Greens leader Christine Milne said: “Superannuation in Australia has become a tax haven for the wealthy. It should be a way of delivering a comfortable retirement for everyone.

“The superannuation system is being rorted by the mega rich, who can drastically reduce their tax by funnelling money into super that would normally be taxed at the highest marginal rate.

“The super wealthy in Australia are avoiding hundreds of thousands in tax using these superannuation loopholes. It’s people on lower incomes that shoulder the burden.”

Who wins, who loses?

The first thing to note about this tax is that, for the vast majority of Australians who earn between $50,000 and $100,000 a year, nothing would change.

Only those who earn more than $100,000 a year would be worse off. Those who earn under $50,000, meanwhile, would be significantly better off.

Interestingly, those who earn more than $300,000 would be either no worse off than before, or a little bit worse off. That’s because those on $300,000-plus salaries already pay 30 per cent on their compulsory super contributions.

We applied the Greens’ policy to six different annual incomes to see exactly how it would change things. This is what we found:



So what are its chances of getting up?

The Greens’ policy is a clear exercise in wealth distribution. As such it is unlikely to appeal to a Coalition government.

On the other hand, its budget-saving features will certainly appeal to a government that has made “repairing the budget” its number one priority.

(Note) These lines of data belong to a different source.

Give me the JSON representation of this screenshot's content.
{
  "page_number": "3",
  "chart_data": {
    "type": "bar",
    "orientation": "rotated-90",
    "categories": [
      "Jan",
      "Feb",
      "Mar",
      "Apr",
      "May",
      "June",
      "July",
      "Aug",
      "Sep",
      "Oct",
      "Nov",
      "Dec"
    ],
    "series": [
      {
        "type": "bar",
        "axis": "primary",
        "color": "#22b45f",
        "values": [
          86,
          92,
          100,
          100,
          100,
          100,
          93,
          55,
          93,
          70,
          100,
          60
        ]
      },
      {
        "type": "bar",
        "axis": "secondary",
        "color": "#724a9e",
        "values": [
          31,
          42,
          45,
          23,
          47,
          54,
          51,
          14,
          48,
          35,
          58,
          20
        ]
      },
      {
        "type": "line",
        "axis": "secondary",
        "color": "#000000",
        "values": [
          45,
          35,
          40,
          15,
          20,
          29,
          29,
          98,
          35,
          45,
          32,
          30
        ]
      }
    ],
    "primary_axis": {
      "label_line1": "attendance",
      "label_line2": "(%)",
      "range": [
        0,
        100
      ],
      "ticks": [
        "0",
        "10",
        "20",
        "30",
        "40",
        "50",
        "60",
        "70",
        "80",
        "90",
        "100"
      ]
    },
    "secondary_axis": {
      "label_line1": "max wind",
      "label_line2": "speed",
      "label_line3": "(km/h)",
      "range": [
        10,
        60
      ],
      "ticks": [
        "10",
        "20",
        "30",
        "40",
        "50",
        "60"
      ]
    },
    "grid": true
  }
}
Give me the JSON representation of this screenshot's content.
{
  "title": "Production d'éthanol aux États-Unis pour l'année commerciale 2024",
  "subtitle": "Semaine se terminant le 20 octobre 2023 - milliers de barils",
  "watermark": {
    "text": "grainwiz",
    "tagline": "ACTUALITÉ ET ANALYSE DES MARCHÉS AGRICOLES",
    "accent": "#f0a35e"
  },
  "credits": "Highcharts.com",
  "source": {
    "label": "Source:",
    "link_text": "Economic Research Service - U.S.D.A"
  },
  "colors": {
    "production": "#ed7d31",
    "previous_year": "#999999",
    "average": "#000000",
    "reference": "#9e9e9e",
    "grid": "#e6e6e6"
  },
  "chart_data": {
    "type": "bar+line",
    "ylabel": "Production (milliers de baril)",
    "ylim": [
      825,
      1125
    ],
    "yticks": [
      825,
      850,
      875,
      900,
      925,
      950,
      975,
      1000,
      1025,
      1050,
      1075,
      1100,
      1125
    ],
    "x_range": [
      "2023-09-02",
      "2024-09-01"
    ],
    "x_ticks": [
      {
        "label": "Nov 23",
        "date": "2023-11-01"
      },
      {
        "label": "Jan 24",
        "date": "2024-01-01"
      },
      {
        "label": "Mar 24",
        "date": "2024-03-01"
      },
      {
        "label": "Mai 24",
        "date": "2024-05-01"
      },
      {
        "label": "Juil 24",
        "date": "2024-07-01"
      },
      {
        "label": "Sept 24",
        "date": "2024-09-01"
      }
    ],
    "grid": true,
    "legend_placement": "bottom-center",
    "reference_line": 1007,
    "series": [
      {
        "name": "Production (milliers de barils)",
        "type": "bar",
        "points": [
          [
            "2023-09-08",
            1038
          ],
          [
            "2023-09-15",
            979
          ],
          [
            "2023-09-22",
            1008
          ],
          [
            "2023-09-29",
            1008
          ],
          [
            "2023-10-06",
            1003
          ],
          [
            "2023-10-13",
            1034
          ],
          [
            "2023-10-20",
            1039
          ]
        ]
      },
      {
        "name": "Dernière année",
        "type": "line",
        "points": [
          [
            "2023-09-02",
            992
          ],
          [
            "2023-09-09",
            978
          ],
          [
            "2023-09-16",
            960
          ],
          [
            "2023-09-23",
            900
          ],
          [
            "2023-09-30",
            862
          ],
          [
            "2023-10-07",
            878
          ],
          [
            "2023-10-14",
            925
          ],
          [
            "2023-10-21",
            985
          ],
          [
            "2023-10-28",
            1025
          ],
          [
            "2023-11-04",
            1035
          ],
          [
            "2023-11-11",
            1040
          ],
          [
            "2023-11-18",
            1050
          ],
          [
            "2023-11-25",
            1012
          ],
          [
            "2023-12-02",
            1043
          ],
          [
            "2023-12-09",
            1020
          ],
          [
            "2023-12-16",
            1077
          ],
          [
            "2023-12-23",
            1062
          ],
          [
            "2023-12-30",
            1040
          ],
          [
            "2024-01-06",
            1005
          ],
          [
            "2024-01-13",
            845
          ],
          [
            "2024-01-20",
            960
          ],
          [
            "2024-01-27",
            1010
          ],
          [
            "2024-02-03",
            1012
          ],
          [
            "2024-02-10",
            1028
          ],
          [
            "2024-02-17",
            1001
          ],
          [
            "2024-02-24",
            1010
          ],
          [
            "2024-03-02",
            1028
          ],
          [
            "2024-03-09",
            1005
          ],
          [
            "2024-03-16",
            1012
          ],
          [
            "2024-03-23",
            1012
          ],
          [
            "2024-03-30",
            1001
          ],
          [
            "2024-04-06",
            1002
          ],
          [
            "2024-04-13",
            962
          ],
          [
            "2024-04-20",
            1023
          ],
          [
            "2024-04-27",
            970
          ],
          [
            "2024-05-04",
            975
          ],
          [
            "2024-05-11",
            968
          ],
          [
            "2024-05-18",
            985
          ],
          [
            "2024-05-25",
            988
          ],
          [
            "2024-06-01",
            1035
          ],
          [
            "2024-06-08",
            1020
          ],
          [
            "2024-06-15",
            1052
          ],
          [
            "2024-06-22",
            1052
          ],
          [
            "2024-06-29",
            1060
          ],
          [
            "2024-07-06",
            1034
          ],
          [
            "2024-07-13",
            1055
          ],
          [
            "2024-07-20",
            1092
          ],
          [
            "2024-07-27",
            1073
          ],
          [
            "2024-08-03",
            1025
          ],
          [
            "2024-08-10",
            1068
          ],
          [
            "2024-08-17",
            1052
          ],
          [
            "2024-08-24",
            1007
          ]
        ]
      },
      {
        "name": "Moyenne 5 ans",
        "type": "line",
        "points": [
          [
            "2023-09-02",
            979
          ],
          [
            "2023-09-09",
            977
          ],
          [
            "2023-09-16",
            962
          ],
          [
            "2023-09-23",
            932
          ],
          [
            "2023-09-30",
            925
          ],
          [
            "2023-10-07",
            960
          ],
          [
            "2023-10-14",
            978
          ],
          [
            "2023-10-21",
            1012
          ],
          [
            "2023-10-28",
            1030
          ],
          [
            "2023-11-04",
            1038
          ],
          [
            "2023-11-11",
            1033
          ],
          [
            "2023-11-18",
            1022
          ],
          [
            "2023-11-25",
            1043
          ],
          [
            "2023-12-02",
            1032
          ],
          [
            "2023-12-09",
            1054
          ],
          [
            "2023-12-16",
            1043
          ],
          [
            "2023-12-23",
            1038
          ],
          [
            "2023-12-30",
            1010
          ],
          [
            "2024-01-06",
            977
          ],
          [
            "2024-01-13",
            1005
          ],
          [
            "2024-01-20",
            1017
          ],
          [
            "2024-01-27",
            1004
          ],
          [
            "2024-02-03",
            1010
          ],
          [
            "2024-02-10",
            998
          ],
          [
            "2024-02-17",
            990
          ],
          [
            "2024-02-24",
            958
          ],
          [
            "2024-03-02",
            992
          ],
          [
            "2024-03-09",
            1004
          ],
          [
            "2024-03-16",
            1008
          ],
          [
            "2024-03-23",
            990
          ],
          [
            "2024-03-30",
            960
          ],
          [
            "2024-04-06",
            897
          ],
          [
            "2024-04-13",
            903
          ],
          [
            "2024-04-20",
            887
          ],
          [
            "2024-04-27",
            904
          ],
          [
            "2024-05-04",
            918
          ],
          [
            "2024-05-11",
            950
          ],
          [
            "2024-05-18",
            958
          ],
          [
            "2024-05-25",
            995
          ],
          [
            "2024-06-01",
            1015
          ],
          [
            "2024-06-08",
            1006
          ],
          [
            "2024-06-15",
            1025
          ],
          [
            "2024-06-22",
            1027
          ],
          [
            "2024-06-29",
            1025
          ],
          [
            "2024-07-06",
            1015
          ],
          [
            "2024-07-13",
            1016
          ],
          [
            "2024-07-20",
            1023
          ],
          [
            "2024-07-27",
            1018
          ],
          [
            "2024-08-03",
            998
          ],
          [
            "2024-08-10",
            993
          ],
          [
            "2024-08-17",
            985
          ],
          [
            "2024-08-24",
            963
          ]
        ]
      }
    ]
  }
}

When asked about the policy on Thursday, Treasurer Joe Hockey was guarded, opting to attack an unrelated Greens policy rather than address the issue.

“The Greens are obviously welcome to put forward proposals,” Mr Hockey told ABC Radio National.

“I mean, it’s very hard … to take them seriously when they’re the only Green Party in the world that actually votes against an increase in fuel excise.”

Mr Hockey’s avoidance of the question is telling.